It will always be laggy without JIT turned on.


----------



## digipokemaster (Dec 7, 2014)

RevPokemon said:


> It will always be laggy without JIT turned on.


 
oh drats i cant turn it on since my iphone isnt jb is there any way to turn it on without jb my iphone


----------



## RevPokemon (Dec 7, 2014)

digipokemaster said:


> oh drats i cant turn it on since my iphone isnt jb is there any way to turn it on without jb my iphone


Well your options are to JB (if you can't do it then you could find some to for you) or play at current speeds


----------



## digipokemaster (Dec 7, 2014)

ah okay thanks i sent a email to the ppsspp to see if they can add support to non jb devices so i guess i can hope for it


----------



## RevPokemon (Dec 7, 2014)

digipokemaster said:


> ah okay thanks i sent a email to the ppsspp to see if they can add support to non jb devices so i guess i can hope for it


Well they are limited in what you can do without JB no matter what.
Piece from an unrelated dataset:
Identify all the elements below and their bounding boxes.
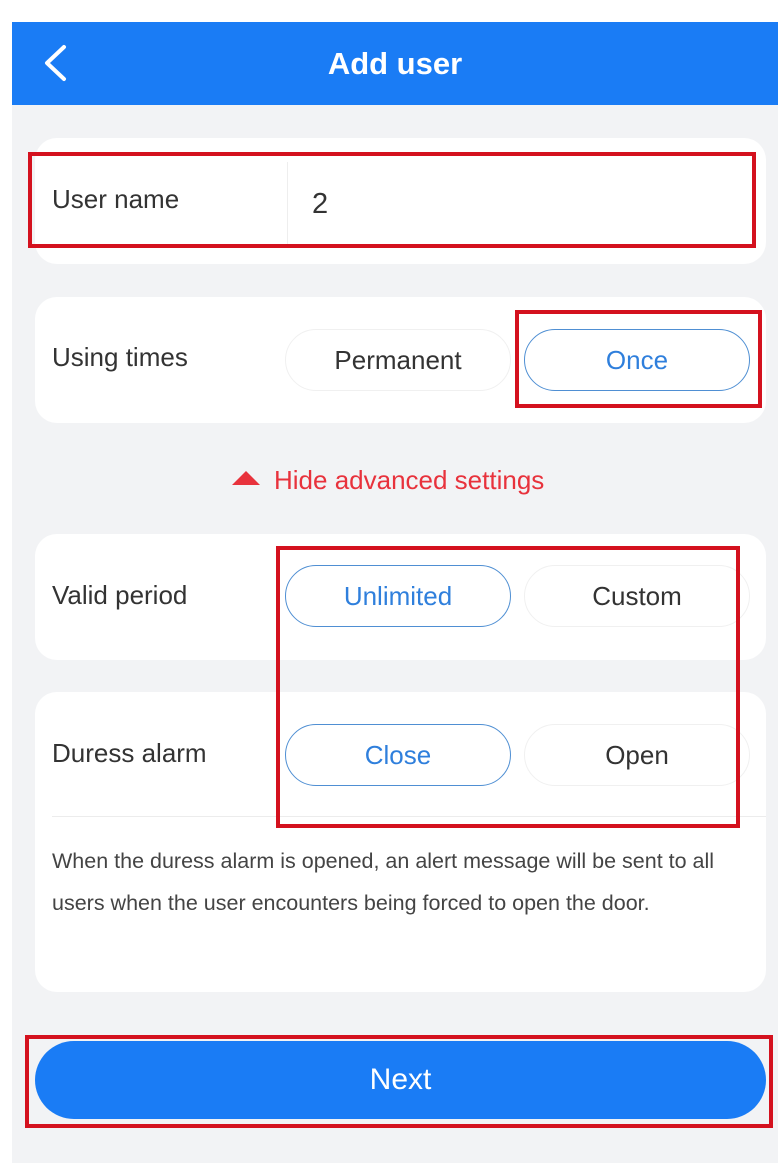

The fact it even runs without JB is a miracle.


----------



## digipokemaster (Dec 7, 2014)

RevPokemon said:


> Well they are limited in what you can do without JB no matter what. The fact it even runs without JB is a miracle.


 
 that true somebody made it work not sure who got it from iemulation site


----------



## RevPokemon (Dec 7, 2014)

digipokemaster said:


> that true somebody made it work not sure who got it from iemulation site


You just need 2 find a local guy with experience in jail breaking


----------



## digipokemaster (Dec 8, 2014)

RevPokemon said:


> You just need 2 find a local guy with experience in jail breaking


 
ok i went ahead a jb my iphone 6plus  which i did use taig which worked and the sound is amazing now i have try other jb programs but they all seem confusing to me but taig is very simple


----------



## RevPokemon (Dec 8, 2014)

digipokemaster said:


> ok i went ahead a jb my iphone 6plus  which i did use taig which worked and the sound is amazing now i have try other jb programs but they all seem confusing to me but taig is very simple


Well great for you! Glad I could help


----------